Floating Rate Favorites
10/09/2013 9:00 am EST
Most floating rate debt takes the form of loans from banks to below investment-grade companies. The interest paid varies with changes in very short-term interest rates, explains Mark Salzinger, editor of No-Load Fund Investor.
The loans are senior in the credit hierarchy to regular high-yield issuance, and are often backed by specific collateral.
As a result of these three factors, they are less volatile than other high-yield products, and should be of particular interest to investors who believe that interest rates will rise.
Price Floating Rate (US:PRFRX) yields about 3.5%, and has a total return of 2.7% year to date. About half the portfolio is upper tier in quality within the high-yield market.
According to Price, about half the assets are invested in bonds from cyclical companies, and half defensive. The expense ratio is capped at 0.85% through September 30, 2015.
Fidelity offers Floating Rate High Income (US:FFRHX), which currently yields about 2.6%, and has a total return of 2.3% year to date.
The fund's disappointing current yield reflects a high aggregate credit profile (about half BBB and BB) and a moderately high cash residual (recently about 8%). A current concern is that the fund's long-time manager, Christine McConnell, left the fund in March 2013.
However, Fidelity certainly has a formidable team of high-yield credit analysts to help the new manager, Eric Mollenhauer, who has been a member of the firm's high-yield team for nearly two decades.

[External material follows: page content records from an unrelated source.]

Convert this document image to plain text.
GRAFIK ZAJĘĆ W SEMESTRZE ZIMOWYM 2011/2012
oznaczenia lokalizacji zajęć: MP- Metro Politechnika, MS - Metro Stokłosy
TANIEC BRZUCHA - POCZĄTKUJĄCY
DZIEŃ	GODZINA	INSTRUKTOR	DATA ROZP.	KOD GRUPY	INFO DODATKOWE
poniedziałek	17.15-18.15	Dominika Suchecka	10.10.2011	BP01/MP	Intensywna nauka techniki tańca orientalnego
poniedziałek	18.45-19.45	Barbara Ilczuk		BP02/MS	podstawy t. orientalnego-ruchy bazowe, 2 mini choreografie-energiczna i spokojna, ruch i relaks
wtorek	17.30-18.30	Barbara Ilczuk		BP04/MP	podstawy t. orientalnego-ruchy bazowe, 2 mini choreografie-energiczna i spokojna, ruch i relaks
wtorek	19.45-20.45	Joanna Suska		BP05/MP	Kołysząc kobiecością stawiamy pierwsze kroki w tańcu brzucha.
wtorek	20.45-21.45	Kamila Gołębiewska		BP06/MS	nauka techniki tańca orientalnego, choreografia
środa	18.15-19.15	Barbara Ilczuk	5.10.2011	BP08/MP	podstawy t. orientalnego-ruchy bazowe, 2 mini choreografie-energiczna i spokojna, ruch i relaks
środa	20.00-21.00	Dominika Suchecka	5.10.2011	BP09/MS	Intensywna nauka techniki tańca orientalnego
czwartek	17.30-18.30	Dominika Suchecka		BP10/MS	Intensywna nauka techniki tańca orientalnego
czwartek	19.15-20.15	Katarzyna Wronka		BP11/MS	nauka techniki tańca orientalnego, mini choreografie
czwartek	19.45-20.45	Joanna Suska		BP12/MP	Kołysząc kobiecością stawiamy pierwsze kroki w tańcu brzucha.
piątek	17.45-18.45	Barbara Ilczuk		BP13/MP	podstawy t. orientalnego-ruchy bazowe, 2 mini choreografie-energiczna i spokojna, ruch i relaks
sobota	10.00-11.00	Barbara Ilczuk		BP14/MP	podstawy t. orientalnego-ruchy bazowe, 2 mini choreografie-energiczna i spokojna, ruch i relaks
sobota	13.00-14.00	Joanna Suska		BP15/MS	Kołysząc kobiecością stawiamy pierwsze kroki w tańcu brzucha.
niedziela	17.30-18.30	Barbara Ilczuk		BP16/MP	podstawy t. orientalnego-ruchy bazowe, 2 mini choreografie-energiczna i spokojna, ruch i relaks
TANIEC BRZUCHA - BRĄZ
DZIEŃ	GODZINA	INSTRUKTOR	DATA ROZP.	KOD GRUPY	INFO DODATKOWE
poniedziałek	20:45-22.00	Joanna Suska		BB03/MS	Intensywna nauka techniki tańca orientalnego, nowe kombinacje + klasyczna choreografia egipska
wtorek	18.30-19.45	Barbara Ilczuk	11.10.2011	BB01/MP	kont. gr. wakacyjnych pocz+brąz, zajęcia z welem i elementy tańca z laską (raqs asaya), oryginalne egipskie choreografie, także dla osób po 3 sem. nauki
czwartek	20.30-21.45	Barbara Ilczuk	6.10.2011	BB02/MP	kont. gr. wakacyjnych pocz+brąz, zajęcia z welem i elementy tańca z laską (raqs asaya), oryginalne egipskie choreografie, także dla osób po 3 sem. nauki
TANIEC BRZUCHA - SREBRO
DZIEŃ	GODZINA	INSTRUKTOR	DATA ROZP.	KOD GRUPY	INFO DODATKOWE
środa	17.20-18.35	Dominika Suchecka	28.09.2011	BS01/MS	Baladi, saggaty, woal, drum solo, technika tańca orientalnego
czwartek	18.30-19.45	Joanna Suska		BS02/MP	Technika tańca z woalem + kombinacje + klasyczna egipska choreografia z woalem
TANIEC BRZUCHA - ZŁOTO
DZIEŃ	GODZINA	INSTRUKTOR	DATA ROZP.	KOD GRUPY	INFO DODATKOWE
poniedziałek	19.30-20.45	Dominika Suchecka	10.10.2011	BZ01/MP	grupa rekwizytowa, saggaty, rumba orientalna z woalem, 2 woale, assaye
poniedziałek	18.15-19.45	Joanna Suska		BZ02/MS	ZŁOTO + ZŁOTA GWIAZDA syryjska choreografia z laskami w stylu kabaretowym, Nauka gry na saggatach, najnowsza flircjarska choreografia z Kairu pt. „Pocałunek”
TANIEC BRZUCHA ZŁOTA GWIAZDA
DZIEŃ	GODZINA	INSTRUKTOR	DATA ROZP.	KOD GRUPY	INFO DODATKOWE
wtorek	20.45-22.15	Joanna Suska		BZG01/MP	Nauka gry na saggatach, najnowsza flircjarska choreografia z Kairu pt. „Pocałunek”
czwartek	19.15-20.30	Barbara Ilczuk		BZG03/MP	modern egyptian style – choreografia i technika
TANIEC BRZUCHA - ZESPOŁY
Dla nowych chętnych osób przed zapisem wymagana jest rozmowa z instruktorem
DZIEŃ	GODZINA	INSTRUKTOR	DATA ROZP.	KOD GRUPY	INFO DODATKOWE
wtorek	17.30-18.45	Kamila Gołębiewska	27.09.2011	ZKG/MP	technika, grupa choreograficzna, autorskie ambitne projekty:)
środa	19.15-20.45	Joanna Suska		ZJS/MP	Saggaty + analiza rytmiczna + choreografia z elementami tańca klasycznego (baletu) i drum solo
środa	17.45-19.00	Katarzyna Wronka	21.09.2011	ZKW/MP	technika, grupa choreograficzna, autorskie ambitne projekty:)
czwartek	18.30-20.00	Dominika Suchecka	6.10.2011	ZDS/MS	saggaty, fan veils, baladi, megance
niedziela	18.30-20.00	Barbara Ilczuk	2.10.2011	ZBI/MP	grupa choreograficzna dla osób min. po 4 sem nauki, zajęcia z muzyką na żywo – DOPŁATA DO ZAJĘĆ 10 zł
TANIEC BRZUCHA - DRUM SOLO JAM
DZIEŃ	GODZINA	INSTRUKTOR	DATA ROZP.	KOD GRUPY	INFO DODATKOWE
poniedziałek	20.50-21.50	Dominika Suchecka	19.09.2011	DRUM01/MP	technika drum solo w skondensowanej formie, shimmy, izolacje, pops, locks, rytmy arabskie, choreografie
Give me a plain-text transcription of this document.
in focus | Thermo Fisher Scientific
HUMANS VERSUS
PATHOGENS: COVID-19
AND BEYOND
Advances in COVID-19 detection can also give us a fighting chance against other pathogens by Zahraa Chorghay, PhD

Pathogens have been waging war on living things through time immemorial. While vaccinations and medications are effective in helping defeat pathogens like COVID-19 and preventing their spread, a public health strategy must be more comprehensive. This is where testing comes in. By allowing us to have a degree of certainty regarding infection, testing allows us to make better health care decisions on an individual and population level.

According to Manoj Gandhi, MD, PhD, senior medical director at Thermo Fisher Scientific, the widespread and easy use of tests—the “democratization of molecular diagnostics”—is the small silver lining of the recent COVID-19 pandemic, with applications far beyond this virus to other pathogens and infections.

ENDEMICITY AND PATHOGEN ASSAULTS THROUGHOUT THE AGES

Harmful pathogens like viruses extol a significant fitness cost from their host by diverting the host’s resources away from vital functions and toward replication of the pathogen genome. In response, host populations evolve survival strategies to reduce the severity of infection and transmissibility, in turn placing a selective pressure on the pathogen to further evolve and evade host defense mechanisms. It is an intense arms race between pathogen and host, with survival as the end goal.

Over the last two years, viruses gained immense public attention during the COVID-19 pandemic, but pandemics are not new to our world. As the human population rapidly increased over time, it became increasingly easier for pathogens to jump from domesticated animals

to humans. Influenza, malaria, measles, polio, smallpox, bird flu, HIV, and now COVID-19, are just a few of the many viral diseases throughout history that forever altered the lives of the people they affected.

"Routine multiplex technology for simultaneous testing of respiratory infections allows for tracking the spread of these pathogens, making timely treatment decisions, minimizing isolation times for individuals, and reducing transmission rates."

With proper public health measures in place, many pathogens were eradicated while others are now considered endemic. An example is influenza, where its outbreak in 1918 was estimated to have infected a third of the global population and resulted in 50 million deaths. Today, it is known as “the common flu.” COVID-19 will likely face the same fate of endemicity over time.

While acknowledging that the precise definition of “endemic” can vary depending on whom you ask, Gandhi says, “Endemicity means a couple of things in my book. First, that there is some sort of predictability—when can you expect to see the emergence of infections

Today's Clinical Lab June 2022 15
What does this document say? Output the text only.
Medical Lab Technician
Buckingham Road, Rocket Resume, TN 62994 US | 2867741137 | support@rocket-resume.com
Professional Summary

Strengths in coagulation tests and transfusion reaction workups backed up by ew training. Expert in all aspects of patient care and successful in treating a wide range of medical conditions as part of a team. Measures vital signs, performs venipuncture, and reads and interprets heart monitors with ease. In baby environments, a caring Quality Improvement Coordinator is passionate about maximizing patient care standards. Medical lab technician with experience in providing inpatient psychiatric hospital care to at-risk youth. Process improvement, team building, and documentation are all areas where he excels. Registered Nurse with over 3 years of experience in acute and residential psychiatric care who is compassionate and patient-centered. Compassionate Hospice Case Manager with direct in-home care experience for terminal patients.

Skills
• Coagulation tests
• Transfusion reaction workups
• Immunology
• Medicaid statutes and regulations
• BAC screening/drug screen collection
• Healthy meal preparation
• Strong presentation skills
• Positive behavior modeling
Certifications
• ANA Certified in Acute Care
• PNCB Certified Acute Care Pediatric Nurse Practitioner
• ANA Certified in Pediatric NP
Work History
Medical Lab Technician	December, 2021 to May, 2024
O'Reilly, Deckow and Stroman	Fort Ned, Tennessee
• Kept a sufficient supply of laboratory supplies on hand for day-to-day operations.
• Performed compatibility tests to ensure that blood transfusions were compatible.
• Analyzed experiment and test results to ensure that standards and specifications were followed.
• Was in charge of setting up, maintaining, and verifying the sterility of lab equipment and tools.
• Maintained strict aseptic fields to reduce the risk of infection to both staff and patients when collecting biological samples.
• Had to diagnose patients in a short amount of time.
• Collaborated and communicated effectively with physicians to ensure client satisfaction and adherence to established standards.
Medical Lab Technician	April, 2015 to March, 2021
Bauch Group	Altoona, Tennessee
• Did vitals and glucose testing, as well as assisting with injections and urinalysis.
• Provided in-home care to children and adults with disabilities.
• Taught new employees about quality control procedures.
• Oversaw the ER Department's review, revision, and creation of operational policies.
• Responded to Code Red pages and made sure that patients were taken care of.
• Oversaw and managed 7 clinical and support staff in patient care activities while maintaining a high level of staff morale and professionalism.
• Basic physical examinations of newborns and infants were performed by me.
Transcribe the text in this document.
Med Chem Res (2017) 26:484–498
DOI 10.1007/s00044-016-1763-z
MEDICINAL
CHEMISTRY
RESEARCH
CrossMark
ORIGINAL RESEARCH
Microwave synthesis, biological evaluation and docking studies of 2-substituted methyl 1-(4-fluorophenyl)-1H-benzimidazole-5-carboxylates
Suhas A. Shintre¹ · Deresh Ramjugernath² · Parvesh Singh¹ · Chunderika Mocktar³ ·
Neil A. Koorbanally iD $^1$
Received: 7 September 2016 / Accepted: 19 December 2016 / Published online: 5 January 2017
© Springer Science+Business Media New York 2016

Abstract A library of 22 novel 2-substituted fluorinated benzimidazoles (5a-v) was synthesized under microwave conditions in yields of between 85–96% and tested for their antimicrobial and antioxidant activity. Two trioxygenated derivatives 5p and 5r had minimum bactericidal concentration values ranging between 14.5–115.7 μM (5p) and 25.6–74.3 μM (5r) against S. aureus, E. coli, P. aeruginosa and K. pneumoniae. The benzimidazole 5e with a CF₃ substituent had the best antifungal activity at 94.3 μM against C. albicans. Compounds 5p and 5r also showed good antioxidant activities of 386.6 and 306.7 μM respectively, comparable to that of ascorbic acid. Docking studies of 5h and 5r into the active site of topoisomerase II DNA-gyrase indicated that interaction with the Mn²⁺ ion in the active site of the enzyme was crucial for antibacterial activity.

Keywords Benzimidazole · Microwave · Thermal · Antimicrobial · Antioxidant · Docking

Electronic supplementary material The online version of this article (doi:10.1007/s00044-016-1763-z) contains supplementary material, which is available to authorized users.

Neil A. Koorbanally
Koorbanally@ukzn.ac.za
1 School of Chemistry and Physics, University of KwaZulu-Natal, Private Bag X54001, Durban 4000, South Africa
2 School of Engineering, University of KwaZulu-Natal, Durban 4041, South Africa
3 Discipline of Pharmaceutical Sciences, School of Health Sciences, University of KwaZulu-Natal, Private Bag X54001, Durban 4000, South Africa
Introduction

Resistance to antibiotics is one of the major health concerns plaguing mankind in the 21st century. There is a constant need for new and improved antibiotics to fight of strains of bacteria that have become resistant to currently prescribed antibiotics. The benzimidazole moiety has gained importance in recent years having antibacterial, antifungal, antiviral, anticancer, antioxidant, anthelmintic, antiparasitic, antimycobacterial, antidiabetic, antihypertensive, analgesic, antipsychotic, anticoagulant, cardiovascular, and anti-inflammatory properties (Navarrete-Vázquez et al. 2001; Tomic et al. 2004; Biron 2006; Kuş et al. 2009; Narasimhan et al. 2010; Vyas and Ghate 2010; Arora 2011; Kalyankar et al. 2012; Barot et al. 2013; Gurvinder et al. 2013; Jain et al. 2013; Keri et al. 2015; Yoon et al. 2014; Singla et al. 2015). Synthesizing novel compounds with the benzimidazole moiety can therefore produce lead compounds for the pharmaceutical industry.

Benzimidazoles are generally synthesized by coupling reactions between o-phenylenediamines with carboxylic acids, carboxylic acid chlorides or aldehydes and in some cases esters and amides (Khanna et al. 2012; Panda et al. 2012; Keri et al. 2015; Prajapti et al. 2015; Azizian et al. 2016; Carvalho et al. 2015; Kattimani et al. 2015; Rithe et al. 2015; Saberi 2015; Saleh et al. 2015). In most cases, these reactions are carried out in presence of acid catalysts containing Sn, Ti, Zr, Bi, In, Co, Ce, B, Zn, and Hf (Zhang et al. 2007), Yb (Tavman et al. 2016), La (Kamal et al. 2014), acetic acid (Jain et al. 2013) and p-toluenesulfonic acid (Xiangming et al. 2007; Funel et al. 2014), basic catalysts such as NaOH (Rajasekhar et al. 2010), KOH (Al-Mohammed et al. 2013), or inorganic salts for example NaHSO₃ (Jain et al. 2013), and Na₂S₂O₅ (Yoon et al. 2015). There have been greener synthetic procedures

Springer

Over the past five years, FFRHX has produced an annualized gain of 6.1%, which isn't all that impressive.
However, the fund has been considerably less volatile than its high-yield siblings. In 2008, it lost 16.5%, which, while egregious in an absolute sense, was about 10 percentage points less damaging than the loss experienced by the average high-yield bond fund. The expense ratio is 0.71%.